The course is 15 training days and progresses from individual
skills to platoon tasks.
Dierkes said Soldiers learn survival,
communication, navigation, waterborne operations, traversing, knots, evasion,
marksmanship and patrol base operations.
"The land navigation and
marksmanship are what you would learn in a standard Army course, but with
jungle-specific knowledge," Dierkes said.
Land navigation in JOTC has
shorter movements in thicker terrain, Dierkes said.
The unit observed
jungle training courses such as in Australia, Bernai and the 3rd Marine Division
Unit's Jungle Warfare Training Center in Okinawa, Japan, to have derived the
most recent version of the JOTC.
"The first iteration looked much
different than what the course is now - it has grown ... and now, we're working
with the Infantry School to make the points of instruction concrete," Dierkes
said.
The course is meant to train the trainer.
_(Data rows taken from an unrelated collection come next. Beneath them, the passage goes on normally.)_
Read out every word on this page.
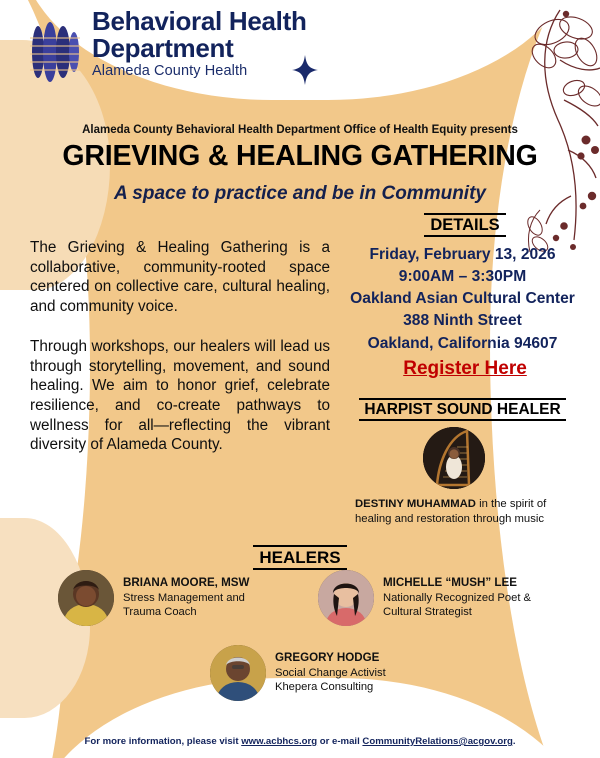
Behavioral Health
Department
Alameda County Health
Alameda County Behavioral Health Department Office of Health Equity presents
GRIEVING & HEALING GATHERING
A space to practice and be in Community

The Grieving & Healing Gathering is a collaborative, community-rooted space centered on collective care, cultural healing, and community voice.

Through workshops, our healers will lead us through storytelling, movement, and sound healing. We aim to honor grief, celebrate resilience, and co-create pathways to wellness for all—reflecting the vibrant diversity of Alameda County.

DETAILS
Friday, February 13, 2026
9:00AM – 3:30PM
Oakland Asian Cultural Center
388 Ninth Street
Oakland, California 94607
Register Here
HARPIST SOUND HEALER
DESTINY MUHAMMAD in the spirit of healing and restoration through music
HEALERS
BRIANA MOORE, MSW
Stress Management and
Trauma Coach
MICHELLE “MUSH” LEE
Nationally Recognized Poet &
Cultural Strategist
GREGORY HODGE
Social Change Activist
Khepera Consulting
For more information, please visit www.acbhcs.org or e-mail CommunityRelations@acgov.org.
Soldiers who go through
the course return to their battalion as jungle experts, Dierkes
said.
"The overarching 'building the adaptive Soldier' is important
anywhere they are for the rest of their career," Dierkes said.
The U.S.
Army and the military are focusing more on the Pacific as a hotspot, Dierkes
said, therefore jungle training is becoming more important.
"It's not a
matter of if we fight in the jungle, it is a matter of when we go back to fight
in the jungle," Dierkes said. "The 25th had great success in the Vietnam War,
fighting in the jungle - we've always had the skills, we've always had the
doctrine, it is just a matter of bringing it back to the forefront of the 25th's
training."
JOTC has had 51 distinguished visitors since 2014, Dierkes
said, to include the chief of staff of the Singapore Army, representatives from
New Zealand, China and the sergeant major of the Australian Army. The course has
also hosted subject-matter experts from Cambodia, New Zealand, Great Britain and
Malaysia for instructor exchanges.
"Everyone in the Pacific speaks a
common language, and it seems language is jungle," Dierkes said. "It builds
combat power for the 25th, it teaches skills that maybe have been lost over the
last 15 years of a different focus, but it also builds Pacific partnerships."